Gli analisti della Banca centrale europea, intanto, hanno tagliato le stime di crescita dell’Eurozona per il 2018 e 2019 e hanno lasciato invariate quelle per il 2020. Come emerge dalla Survey of Professional Forecasters della Bce, il Pil dell’area euro si attesterà al 2% quest’anno (lo 0,2% in meno rispetto alle stime precedenti), all’1,8% nel 2019 (lo 0,1% in meno) e all’1,6% nel 2020 (stima invariata).
Merkel in bilico. Ci sono state poi questioni politiche che i mercati non hanno potuto ignorare. Ad esempio, in Germania, la potenziale fine della leadership del Cancelliere Angela Merkel. La questione è stata sollevata innumerevoli volte nel corso del 2018 ma, in questi giorni, nuove fonti hanno riportato i suoi piani di dimettersi da leader dell’Unione Democratica Cristiana (CDU), pur confermando la sua carica di Cancelliere.

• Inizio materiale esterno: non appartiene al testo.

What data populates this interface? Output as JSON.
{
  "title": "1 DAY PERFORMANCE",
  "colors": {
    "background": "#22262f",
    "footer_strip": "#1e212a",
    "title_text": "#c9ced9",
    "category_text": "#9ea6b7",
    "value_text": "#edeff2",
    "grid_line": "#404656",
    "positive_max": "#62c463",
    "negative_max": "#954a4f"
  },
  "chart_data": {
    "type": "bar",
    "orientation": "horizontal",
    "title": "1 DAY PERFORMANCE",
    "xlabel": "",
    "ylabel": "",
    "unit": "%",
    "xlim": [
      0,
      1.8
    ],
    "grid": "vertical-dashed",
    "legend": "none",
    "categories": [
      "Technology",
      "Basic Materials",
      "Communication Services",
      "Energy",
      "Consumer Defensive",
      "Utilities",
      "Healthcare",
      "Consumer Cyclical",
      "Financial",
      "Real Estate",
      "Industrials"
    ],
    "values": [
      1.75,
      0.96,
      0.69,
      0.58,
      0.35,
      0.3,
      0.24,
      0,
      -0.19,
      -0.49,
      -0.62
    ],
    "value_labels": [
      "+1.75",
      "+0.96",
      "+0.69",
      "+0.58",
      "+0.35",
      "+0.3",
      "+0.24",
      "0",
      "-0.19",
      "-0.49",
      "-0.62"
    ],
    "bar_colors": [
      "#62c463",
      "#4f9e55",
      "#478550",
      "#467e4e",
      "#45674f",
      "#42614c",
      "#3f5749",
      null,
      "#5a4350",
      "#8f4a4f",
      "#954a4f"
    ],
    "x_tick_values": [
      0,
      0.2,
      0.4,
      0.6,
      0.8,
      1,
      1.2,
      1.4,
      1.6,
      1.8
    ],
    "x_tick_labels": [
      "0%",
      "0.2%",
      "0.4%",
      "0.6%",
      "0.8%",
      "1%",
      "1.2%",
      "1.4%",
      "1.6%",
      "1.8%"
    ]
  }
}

“La Merkel in Europa ha rappresentato una figura stabilizzante e ci aspettiamo che nel lungo termine possano sorgere delle preoccupazioni sulle conseguenze della sua dipartita politica”, spiega Aneeka Gupta, Associate Director of Research di WisdomTree. Da registare anche la riunione della Bce che si è conclusa senza sorprese con la conferma della conclusione del Quantitative Easing per la fine dell’anno e del livello attuale dei tassi fino all’estate del 2019. Il numro uno dell’Eurotower Mario Draghi ha ribadito che resta necessario un ampio grado di accomodamento monetario per accompagnare l’inflazione verso la soglia obiettivo del 2%.

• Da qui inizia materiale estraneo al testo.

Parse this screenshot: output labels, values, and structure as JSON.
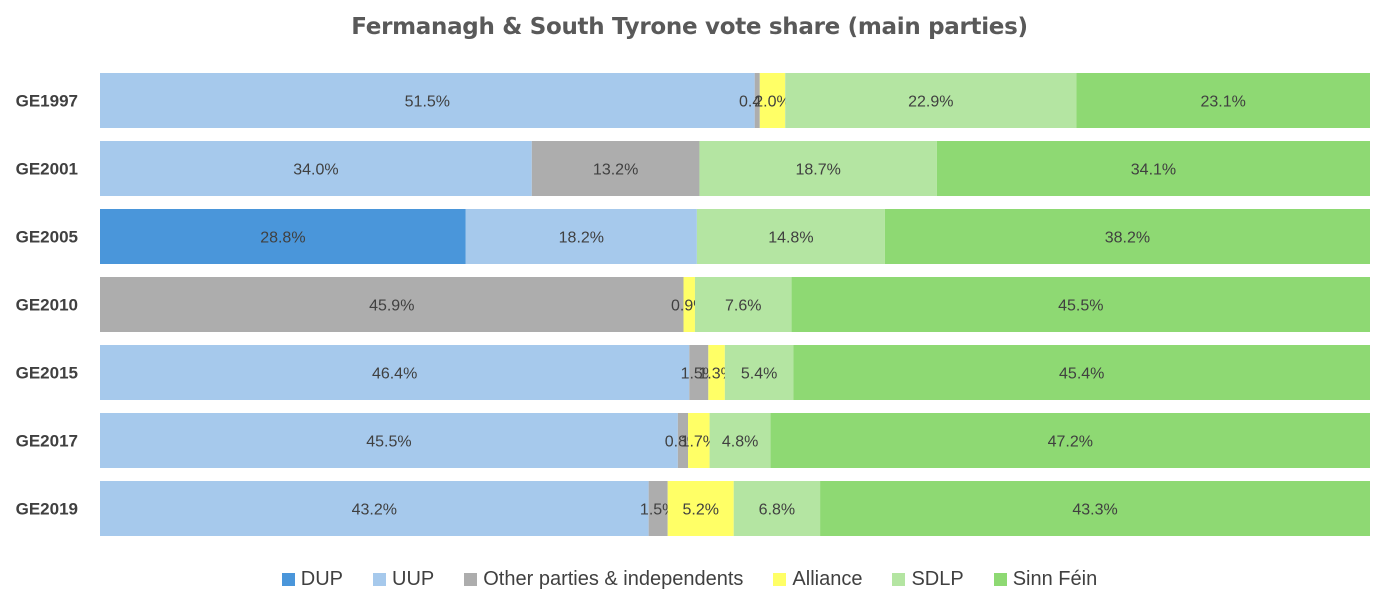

Crollano tutti, ma i Value un po’ meno
Per quanto riguarda i fondi, le categorie Morningstar dedicate agli strumenti che puntano sul Vecchio continente in quattro settimane (fino al 30 ottobre e calcolate in euro) hanno fatto registrare performance decisamente negative. Nel segmento Large cap, il comparto dedicato agli strumenti Blend si è lasciato per strada quasi l’8%. Quello destinato ai Growth è sceso del 9,3%. Male anche gli strumenti medium cap (-9,5%) e quelli small cap (-10,8%).

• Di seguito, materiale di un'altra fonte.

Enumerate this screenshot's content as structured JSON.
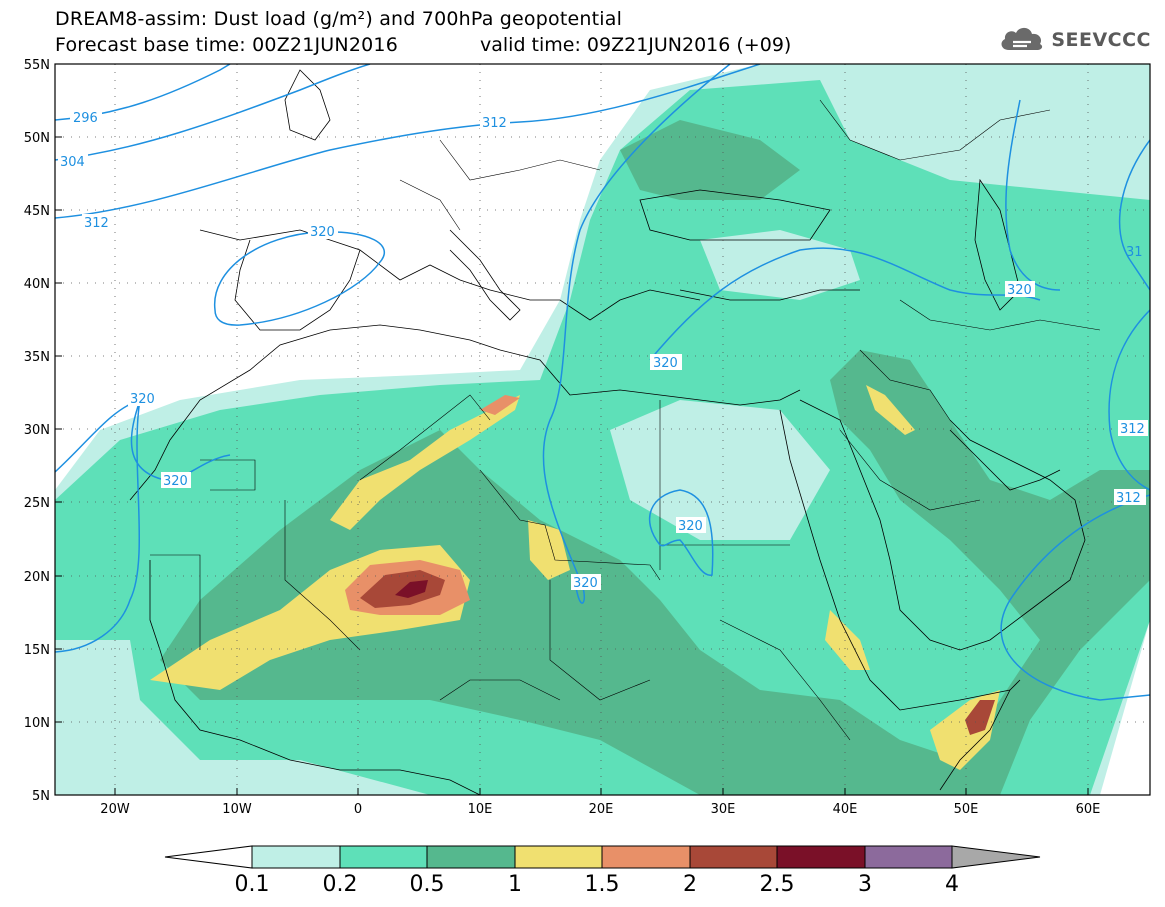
{
  "header": {
    "title_line1": "DREAM8-assim: Dust load (g/m²) and 700hPa geopotential",
    "title_line2_left": "Forecast base time: 00Z21JUN2016",
    "title_line2_right": "valid time: 09Z21JUN2016 (+09)"
  },
  "logo": {
    "text": "SEEVCCC",
    "icon": "cloud-icon"
  },
  "map": {
    "lat_labels": [
      "55N",
      "50N",
      "45N",
      "40N",
      "35N",
      "30N",
      "25N",
      "20N",
      "15N",
      "10N",
      "5N"
    ],
    "lon_labels": [
      "20W",
      "10W",
      "0",
      "10E",
      "20E",
      "30E",
      "40E",
      "50E",
      "60E"
    ],
    "contour_labels": [
      "296",
      "304",
      "312",
      "312",
      "320",
      "320",
      "320",
      "320",
      "320",
      "320",
      "312",
      "312",
      "31",
      "320"
    ],
    "contour_color": "#1e90e0"
  },
  "colorbar": {
    "levels": [
      "0.1",
      "0.2",
      "0.5",
      "1",
      "1.5",
      "2",
      "2.5",
      "3",
      "4"
    ],
    "colors": [
      "#ffffff",
      "#bfefe6",
      "#5ee0b8",
      "#55b88e",
      "#f0e070",
      "#e89068",
      "#a84838",
      "#7a1028",
      "#8c6a9c",
      "#a8a8a8"
    ]
  }
}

In generale, quello che ha perso meno è stato l’insieme dedicato alla Large cap value, calato del 7,5%. In questo segmento il fondo che si è comportato meglio, contenendo le perdite al 4,25%, è stato Franklin Mutual European N(acc)USD. “I gestori cercano large e mid cap europee che trattino a forte sconto rispetto alle stime o al loro valore intrinseco”, spiega Mathieu Caquineau, fund analyst di Morningstra in un report del 3 ottobre 2018. “Prestano particolare attenzione alla generazione di flussi di cassa e prediligono quei manager che sono convinti facciano gli interessi degli azionisti. L’orizzonte temporale è di lungo periodo. Di conseguenza, il turnover di portafoglio è fra i più bassi della categoria. A differenza di molti concorrenti, il fondo non è legato al paniere MSCI Europe in termini di azioni, settore, paesi o pesi”.